The Darragh makes work using cheap, fun and discarded materials, pilfering objects directly from the op-shops and living rooms of 'ordinary New Zealand'. Her finished artworks demonstrate a dense layering of familiar cliché's played off against one another, re-configured and exaggerated. This contextual complexity is accompanied in Darragh's work by a characteristic wit and delightfully irreverent sense of humour. During her prolific twenty year career her work has ranged from the ‘Queen of Kitsch’ era to the ‘grunge art’ of the mid nineties, and her new suit of sculptural works presents an interesting mixture of the two.
For this exhibition, Night/Fall Darragh makes witty use of material that started life in the $2 shop in a wondrous reconfiguerment of the everyday. Displayed on the gallery wall is a large format digital work that evokes the night sky, the holes punched in the surface of the print show the white wall behind. A freestanding sculptural work - a tower of hand painted bottles - references Duchamp’s ‘Bottle Rack/Egouttoir’ from 1914 and mimics the ready-made work while simultaneously moving it into a more decorative and playful realm. The individual bottles in this piece are delicately painted with stars asteroids and planets, so that each bottle contains its own galaxy, stacking upon and folding into one another.

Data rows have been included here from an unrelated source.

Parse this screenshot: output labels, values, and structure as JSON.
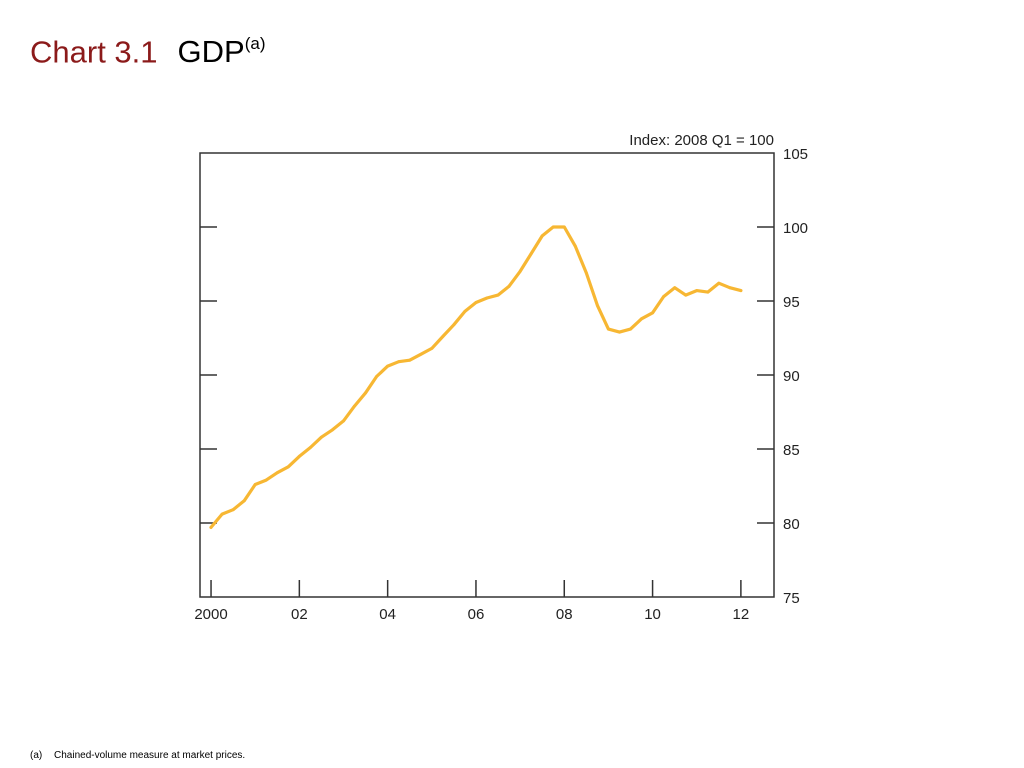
{
  "title": {
    "chart_number": "Chart 3.1",
    "chart_name": "GDP",
    "footnote_ref": "(a)"
  },
  "footnote": {
    "marker": "(a)",
    "text": "Chained-volume measure at market prices."
  },
  "colors": {
    "chart_number": "#8b1a1a",
    "series_line": "#f7b733",
    "axis": "#333333"
  },
  "chart_data": {
    "type": "line",
    "unit_label": "Index:  2008 Q1 = 100",
    "ylim": [
      75,
      105
    ],
    "yticks": [
      75,
      80,
      85,
      90,
      95,
      100,
      105
    ],
    "y_axis_side": "right",
    "xlim": [
      1999.75,
      2012.75
    ],
    "xticks": [
      {
        "value": 2000,
        "label": "2000"
      },
      {
        "value": 2002,
        "label": "02"
      },
      {
        "value": 2004,
        "label": "04"
      },
      {
        "value": 2006,
        "label": "06"
      },
      {
        "value": 2008,
        "label": "08"
      },
      {
        "value": 2010,
        "label": "10"
      },
      {
        "value": 2012,
        "label": "12"
      }
    ],
    "grid": false,
    "series": [
      {
        "x": [
          2000.0,
          2000.25,
          2000.5,
          2000.75,
          2001.0,
          2001.25,
          2001.5,
          2001.75,
          2002.0,
          2002.25,
          2002.5,
          2002.75,
          2003.0,
          2003.25,
          2003.5,
          2003.75,
          2004.0,
          2004.25,
          2004.5,
          2004.75,
          2005.0,
          2005.25,
          2005.5,
          2005.75,
          2006.0,
          2006.25,
          2006.5,
          2006.75,
          2007.0,
          2007.25,
          2007.5,
          2007.75,
          2008.0,
          2008.25,
          2008.5,
          2008.75,
          2009.0,
          2009.25,
          2009.5,
          2009.75,
          2010.0,
          2010.25,
          2010.5,
          2010.75,
          2011.0,
          2011.25,
          2011.5,
          2011.75,
          2012.0
        ],
        "y": [
          79.7,
          80.6,
          80.9,
          81.5,
          82.6,
          82.9,
          83.4,
          83.8,
          84.5,
          85.1,
          85.8,
          86.3,
          86.9,
          87.9,
          88.8,
          89.9,
          90.6,
          90.9,
          91.0,
          91.4,
          91.8,
          92.6,
          93.4,
          94.3,
          94.9,
          95.2,
          95.4,
          96.0,
          97.0,
          98.2,
          99.4,
          100.0,
          100.0,
          98.7,
          96.9,
          94.7,
          93.1,
          92.9,
          93.1,
          93.8,
          94.2,
          95.3,
          95.9,
          95.4,
          95.7,
          95.6,
          96.2,
          95.9,
          95.7
        ]
      }
    ]
  }
}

A visually spectacular wall piece constructed from fluro painted records is the world’s brightest Rorschach test. The records themselves spin like planets and form in an uncannily symmetrical constellation. The strange twist in this work is that a Rorschach test requires you to study and contemplate the form from which to read your own symbols or images – and yet with the fluro coating on each record they become almost impossible to look at. The work is a visual assault – and there is a sense that you need avert your eyes before doing permanent damage to your retina. The work both encourages and repels the act of looking.

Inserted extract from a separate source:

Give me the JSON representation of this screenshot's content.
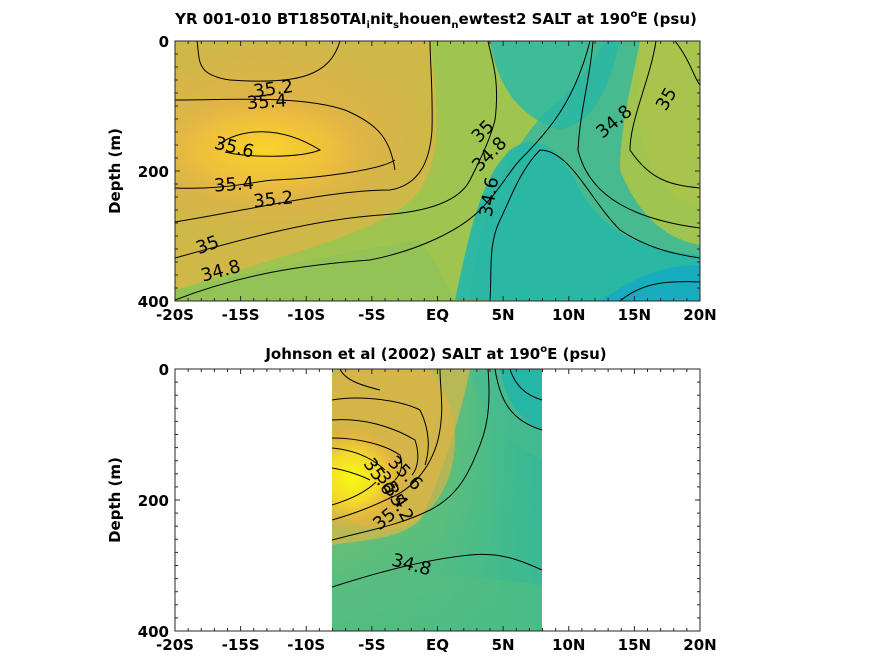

Two wall sculptural works play with the laws of gravity. Both fall from high one pooling on the floor the other slowly dripping, their liquid-like nature defying the solid material from which they are constructed. On opposite gallery wall glossy scenic posters rotated and pinned upside down confuse and momentarily suspend gravity.
The presentation of this exhibition is playful, and reflects Darragh’s delight in the craft of making things and discovering objects that deserve a second chance, a make over. Her work cleverly straddles the divide between low art and high art and celebrates the decorative arts, craft and folk art. The exhibition as a whole creates a sense of limbo, of flipping and rotating, a play with gravity. Strange forces are at work and the resulting vertigo makes for cosmic viewing.
Judy Darragh is an Auckland based artist who is currently lecturing for the Visual Arts degree at Manukau Institute of Technology and Elam School of Art in Auckland. Judy has played a significant role in the development of Artspace (1987) and the independent artist run space Teststrip (1992) and Cuckoo. She was born in Christchurch and completed a Diploma in Visual Communication and Design at the Wellington Polytechnic. She has exhibited widely in New Zealand and has works in collections around the country. Judy has spent periods as artist in residence at Queen’s College Melbourne and at the University of Canterbury. In the mid-90s she made her debut as co-director in two documentary films for TVNZ. She is represented by Jonathan Smart Gallery, Christchurch and Roger Williams Contemporary in Auckland.